As children we lived authentically, enjoying the simple pleasures of each day – running with friends in the deep, green grass of summer, gathering golden leaves of a shedding autumn tree and making decorative angels in the cold, white snow of winter. Children are resilient – they trust that all things will work out for the best. Unfortunately, most folks lose the gift of “childlike faith” as they get older. As adults, we tend to overthink things thus our ability to experience peace and simplicity fades. I wonder why adults complicate things so much? The Lord assured us that, “God will take care of us, no matter what happens. Trust in Him, even when life is terrifying and sad and makes no sense. This is what makes a believer like a child.” So during periods of uncertainty, I believe that we are called to “be like the little children” who put their hope and trust in God. When we do, we will find peace and purpose in each new day.
But Jesus said, “Let the little children come to me and do not hinder them, for to such belongs the kingdom of heaven.”– Matthew 19:14
We were sitting on the beach together during a late summer afternoon. She had been sick for quite awhile, fighting the hideous cancer disease that ultimately claimed her life in 2016. I had been struggling with constant pain from two recent spinal surgeries. She looked over at me and said, “The more a person suffers in life, the closer she is to God and the more she experiences His peace.” I am not sure that I fully understood her words at the time, but I did know that she was a source of constant peace and love in my life.

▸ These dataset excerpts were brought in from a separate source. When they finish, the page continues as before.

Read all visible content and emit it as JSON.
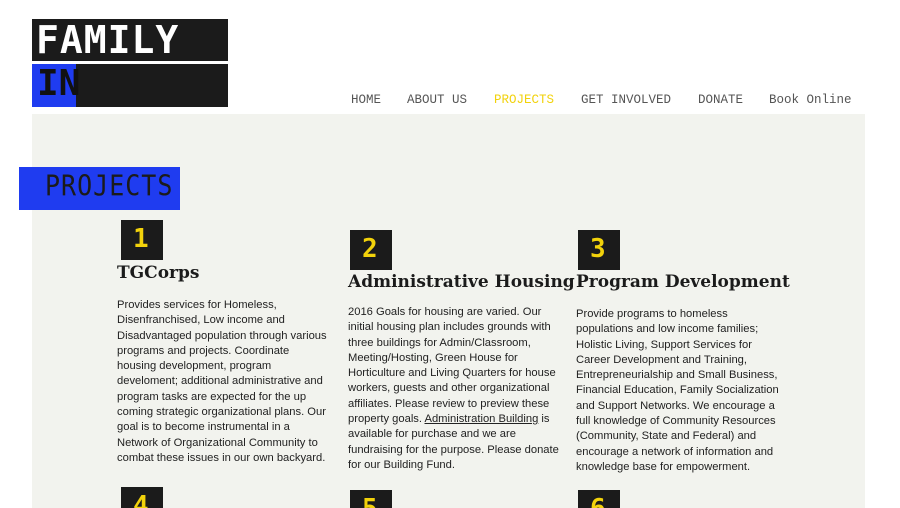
{
  "logo": {
    "line1": "FAMILY",
    "line2": "IN",
    "colors": {
      "dark": "#1b1b1b",
      "blue": "#1f3cf0"
    }
  },
  "nav": {
    "items": [
      {
        "label": "HOME"
      },
      {
        "label": "ABOUT US"
      },
      {
        "label": "PROJECTS",
        "active": true
      },
      {
        "label": "GET INVOLVED"
      },
      {
        "label": "DONATE"
      },
      {
        "label": "Book Online"
      }
    ],
    "active_color": "#f2d20b"
  },
  "section": {
    "title": "PROJECTS"
  },
  "projects": [
    {
      "number": "1",
      "title": "TGCorps",
      "text": "Provides services for Homeless, Disenfranchised, Low income and Disadvantaged population through various programs and projects. Coordinate housing development, program develoment; additional administrative and program tasks are expected for the up coming strategic organizational plans. Our goal is to become instrumental in a Network of Organizational Community to combat these issues in our own backyard."
    },
    {
      "number": "2",
      "title": "Administrative Housing",
      "text_before_link": "2016 Goals for housing are varied. Our initial housing plan includes grounds with three buildings for Admin/Classroom, Meeting/Hosting, Green House for Horticulture and Living Quarters for house workers, guests and other organizational affiliates. Please review to preview these property goals. ",
      "link": "Administration Building",
      "text_after_link": " is available for purchase and we are fundraising for the purpose. Please donate for our Building Fund."
    },
    {
      "number": "3",
      "title": "Program Development",
      "text": "Provide programs to homeless populations and low income families; Holistic Living, Support Services for Career Development and Training, Entrepreneurialship and Small Business, Financial Education, Family Socialization and Support Networks. We encourage a full knowledge of Community Resources (Community, State and Federal) and encourage a network of information and knowledge base for empowerment."
    },
    {
      "number": "4"
    },
    {
      "number": "5"
    },
    {
      "number": "6"
    }
  ]
}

I also believed that she was close to God and one of the few people I knew who could easily share her daily purpose with me. Looking back, I think she was trying to help me understand my purpose in the midst of a difficult time. She knew that I had suddenly been thrust into a place where I could not control my health and despite my best efforts, I could not “make it better.” I think she was encouraging me to let go and trust that God had it all worked out, even though I could not see it. I believe now that she wanted me to just be, appreciating the simple gifts of each day without focusing on the pain or the future.
I smile as I write this blog, gazing at a beautiful photo of her. Mom knew who she was – a daughter of God who was called to love unconditionally in this life in the way that God loved her. When she did this, her daily purpose fell into place according to God’s will. It was clear by her words and actions that she lived according to this belief. She had “childlike faith” and trusted in the grace of God – especially during the darkest moments of her life. Her faith propelled her forward each day in search of beauty, goodness and truth. She continued to live this way in spite of the cruel diagnosis she received thus showing us all how to surrender and trust in God. During the last few years of her life, she lived joyfully, living her purpose every day – from quiet drives down 6A with my dad, to volunteering at the local homeless shelter to enjoying her granddaughters’ Irish Step dance performances. In fact, one of the last things Mom did in her Hospice room was to ask my dad to dance with her. She chose to surrender, finding her purpose in each new day, until the moment God called her home. Perhaps we should all pause a moment and consider how we could “play in the rain” this week thus live a more simple, peaceful and purposeful life.